Warning

This documentation is for an unreleased version of MPF!

This is the developer documentation for MPF 0.54, which is the “dev” (next) release of MPF that is a work-in-progress. Use the “Read the Docs” link in the lower left corner to view the developer docs for the version of MPF you’re using.

Writing Custom Tests for your Machine

As we already mentioned, the creators of MPF are HUGE believers in the value of automated testing. To that end, MPF includes everything you need to write automated tests that test the logical functionality of your machine. These tests are extremely valuable even if your game is just based on config files.

For example, you can write a test that simulates starting a game, launching a ball, hitting a sequence of switches, and then verifying that a certain mode is running, or a light is the right color, or an achievement group is in the proper state, etc. Then you can advance the time to timeout a mode and verify that the mode as stopped, etc, etc.

When you first start building your MPF config, you might think, “What’s the point?”… especially with some of the more simple tests. However your MPF config files will get complex pretty quickly, and often times you’ll think you have some mode done and working perfectly, but then a month later you change something that seems unrelated which ends up breaking it. Unfortunately this usually happens without you knowing it, and by the time you realize that something broke, more times has passed and it’s hard to figure out what broke what.

So this is where unit tests come in! :)

If you write simple unit tests that test each new thing you add to an MPF config file, then over time you’ll end up with a huge library of tests for your game. If you get in the habit of running your tests often, then you’ll know right away if a change that you made broke something. (And you’ll also know when everything is ok when all your tests pass again!)

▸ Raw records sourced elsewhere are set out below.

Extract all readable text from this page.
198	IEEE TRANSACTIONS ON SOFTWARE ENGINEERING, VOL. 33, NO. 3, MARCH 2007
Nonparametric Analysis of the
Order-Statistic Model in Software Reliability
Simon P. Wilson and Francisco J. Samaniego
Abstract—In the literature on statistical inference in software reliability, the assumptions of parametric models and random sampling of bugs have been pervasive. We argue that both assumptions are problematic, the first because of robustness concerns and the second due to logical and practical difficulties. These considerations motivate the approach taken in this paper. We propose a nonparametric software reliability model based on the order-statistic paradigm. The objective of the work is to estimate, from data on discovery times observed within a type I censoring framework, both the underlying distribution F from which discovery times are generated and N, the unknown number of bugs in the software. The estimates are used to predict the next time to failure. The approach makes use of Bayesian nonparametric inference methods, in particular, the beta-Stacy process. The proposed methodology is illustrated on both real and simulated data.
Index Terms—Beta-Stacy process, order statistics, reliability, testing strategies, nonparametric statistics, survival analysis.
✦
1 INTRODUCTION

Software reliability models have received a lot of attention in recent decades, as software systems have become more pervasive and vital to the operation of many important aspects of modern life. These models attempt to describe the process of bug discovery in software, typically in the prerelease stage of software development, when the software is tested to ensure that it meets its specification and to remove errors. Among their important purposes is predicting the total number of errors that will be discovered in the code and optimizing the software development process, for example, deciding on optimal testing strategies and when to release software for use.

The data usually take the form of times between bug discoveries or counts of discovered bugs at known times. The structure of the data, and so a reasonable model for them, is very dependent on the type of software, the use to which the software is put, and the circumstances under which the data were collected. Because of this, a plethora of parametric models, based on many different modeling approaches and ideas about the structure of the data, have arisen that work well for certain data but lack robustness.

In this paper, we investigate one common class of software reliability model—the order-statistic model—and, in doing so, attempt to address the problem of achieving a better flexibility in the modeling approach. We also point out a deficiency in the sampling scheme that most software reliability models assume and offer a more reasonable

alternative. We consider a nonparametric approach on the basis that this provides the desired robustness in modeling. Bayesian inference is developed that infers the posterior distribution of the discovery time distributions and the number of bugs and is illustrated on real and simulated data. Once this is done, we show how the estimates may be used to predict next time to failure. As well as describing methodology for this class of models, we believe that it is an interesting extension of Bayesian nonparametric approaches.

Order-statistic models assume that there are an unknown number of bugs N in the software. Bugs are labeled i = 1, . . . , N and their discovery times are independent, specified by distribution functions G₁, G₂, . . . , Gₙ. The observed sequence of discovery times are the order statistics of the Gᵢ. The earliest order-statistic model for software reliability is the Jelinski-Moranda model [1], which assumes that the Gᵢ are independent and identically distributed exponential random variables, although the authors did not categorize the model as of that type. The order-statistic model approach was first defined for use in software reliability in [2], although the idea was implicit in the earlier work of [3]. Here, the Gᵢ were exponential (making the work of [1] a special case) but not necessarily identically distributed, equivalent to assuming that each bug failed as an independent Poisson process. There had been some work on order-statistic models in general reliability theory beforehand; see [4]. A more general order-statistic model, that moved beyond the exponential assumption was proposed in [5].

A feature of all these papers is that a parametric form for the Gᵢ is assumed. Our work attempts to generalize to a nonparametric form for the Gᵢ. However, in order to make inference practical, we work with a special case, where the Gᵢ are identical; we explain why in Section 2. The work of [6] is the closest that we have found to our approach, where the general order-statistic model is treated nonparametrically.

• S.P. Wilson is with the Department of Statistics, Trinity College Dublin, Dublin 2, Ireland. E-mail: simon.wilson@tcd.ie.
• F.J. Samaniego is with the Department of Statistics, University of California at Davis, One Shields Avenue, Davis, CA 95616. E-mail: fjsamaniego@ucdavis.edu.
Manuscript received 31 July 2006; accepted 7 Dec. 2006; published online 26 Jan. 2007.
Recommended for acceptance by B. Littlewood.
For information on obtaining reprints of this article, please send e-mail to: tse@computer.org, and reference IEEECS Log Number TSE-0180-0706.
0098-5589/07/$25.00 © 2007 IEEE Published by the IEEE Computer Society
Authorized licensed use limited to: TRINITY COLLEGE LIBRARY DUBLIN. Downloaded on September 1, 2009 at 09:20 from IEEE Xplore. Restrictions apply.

Tutorial for writing your own tests

We have a complete tutorial which walks you through writing tests for your own machine. This tutorial conveniently follows the general MPF tutorial at docs.missionpinball.org. Each step here matches the step with the same number there. (Just make sure you’ll looking at the same version of the documentation in both places.)

In the general MPF tutorial, each step builds on the previous to add more features to the config files for the tutorial project. In the unit test tutorial (what you’re reading here), each step shows you how to write the unit tests which test the new features you just added to the tutorial machine.